Prompt Engineering for Reasoning

def build_reasoning_prompt(self, state):
    """Build comprehensive reasoning prompt"""

    tool_descriptions = self.get_tool_descriptions()

    prompt = f"""
You are an AI assistant that can use tools to help solve tasks.

Available tools:
{tool_descriptions}

Task: {state['task']}

Current context:
{state['context']}

Previous results:
{json.dumps(state['results'], indent=2)}

Steps taken so far: {state['steps_taken']}

Instructions:
1. Analyze the current situation
2. Determine what information you need
3. Choose the appropriate tool to gather that information
4. If you have enough information to answer, provide the final answer

Respond with a JSON object containing:
- "thought": Your reasoning process
- "action": Either "tool_call" or "final_answer"
- "tool_name": Name of tool to call (if action is "tool_call")
- "parameters": Tool parameters (if action is "tool_call")
- "answer": Final answer (if action is "final_answer")

Example response:
{{
    "thought": "I need to check the weather first",
    "action": "tool_call",
    "tool_name": "weather_api",
    "parameters": {{"location": "New York"}}
}}
"""

    return prompt

👥 Multi-Agent Systems

Agent Roles and Specialization

# Multi-Agent System Configuration
multi_agent_config = {
    "agents": {
        "researcher": {
            "role": "information_gathering",
            "specialties": ["web_search", "data_analysis"],
            "tools": ["search_api", "database_query"],
            "model": "gpt-4",
            "temperature": 0.3
        },
        "analyst": {
            "role": "data_analysis",
            "specialties": ["statistics", "visualization"],
            "tools": ["calculator", "chart_generator"],
            "model": "gpt-4",
            "temperature": 0.1
        },
        "writer": {
            "role": "content_creation",
            "specialties": ["writing", "editing"],
            "tools": ["text_processor", "grammar_checker"],
            "model": "gpt-3.5-turbo",
            "temperature": 0.7
        },
        "coordinator": {
            "role": "task_coordination",
            "specialties": ["planning", "delegation"],
            "tools": ["task_manager", "communication"],
            "model": "gpt-4",
            "temperature": 0.2
        }
    },
    "communication_protocol": {
        "message_format": "structured_json",
        "channels": ["direct", "broadcast", "task_queue"],
        "conflict_resolution": "voting_system"
    }
}

Agent Communication and Collaboration

class AgentCommunicationSystem:
    def __init__(self, agents):
        self.agents = agents
        self.message_queue = asyncio.Queue()
        self.task_assignments = {}

    async def coordinate_task(self, task_description):
        """Coordinate multi-agent task execution"""

        # Parse task and break into subtasks
        subtasks = await self.analyze_and_decompose_task(task_description)

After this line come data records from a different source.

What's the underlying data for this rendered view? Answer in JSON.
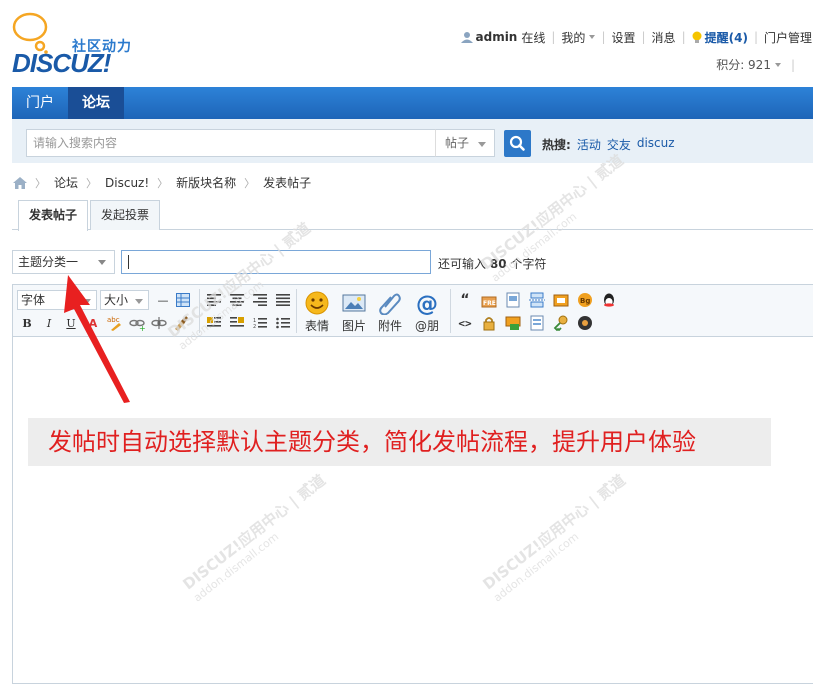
{
  "header": {
    "tagline": "社区动力",
    "brand": "DISCUZ!",
    "user_name": "admin",
    "online": "在线",
    "my": "我的",
    "settings": "设置",
    "messages": "消息",
    "remind": "提醒(4)",
    "portal_admin": "门户管理",
    "credit": "积分: 921"
  },
  "nav": {
    "items": [
      "门户",
      "论坛"
    ],
    "active_index": 1
  },
  "search": {
    "placeholder": "请输入搜索内容",
    "type": "帖子",
    "hot_label": "热搜:",
    "hot_items": [
      "活动",
      "交友",
      "discuz"
    ]
  },
  "breadcrumb": [
    "论坛",
    "Discuz!",
    "新版块名称",
    "发表帖子"
  ],
  "tabs": [
    "发表帖子",
    "发起投票"
  ],
  "subject": {
    "type_value": "主题分类一",
    "value": "",
    "tip_prefix": "还可输入",
    "tip_count": "80",
    "tip_suffix": "个字符"
  },
  "editor": {
    "font_select": "字体",
    "size_select": "大小",
    "btn_emoji": "表情",
    "btn_image": "图片",
    "btn_attach": "附件",
    "btn_at": "@朋"
  },
  "annotation": {
    "text": "发帖时自动选择默认主题分类，简化发帖流程，提升用户体验"
  },
  "watermark": {
    "line1": "DISCUZ!应用中心 | 贰道",
    "line2": "addon.dismall.com"
  },
  "colors": {
    "nav_bg": "#1e65b8",
    "link": "#1a5aa8",
    "annotation": "#e02020"
  }
}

        # Assign subtasks to appropriate agents
        assignments = self.assign_subtasks_to_agents(subtasks)

        # Execute subtasks in parallel
        results = await self.execute_parallel_subtasks(assignments)

        # Synthesize final result
        final_result = await self.synthesize_results(results)

        return final_result

    async def execute_parallel_subtasks(self, assignments):
        """Execute subtasks across multiple agents"""

        # Create tasks for each agent
        agent_tasks = []
        for agent_id, subtasks in assignments.items():
            agent = self.agents[agent_id]
            task = asyncio.create_task(
                agent.execute_subtasks(subtasks)
            )
            agent_tasks.append(task)

        # Wait for all agents to complete
        results = await asyncio.gather(*agent_tasks)

        return results

    async def communicate_between_agents(self, from_agent, to_agent, message):
        """Handle inter-agent communication"""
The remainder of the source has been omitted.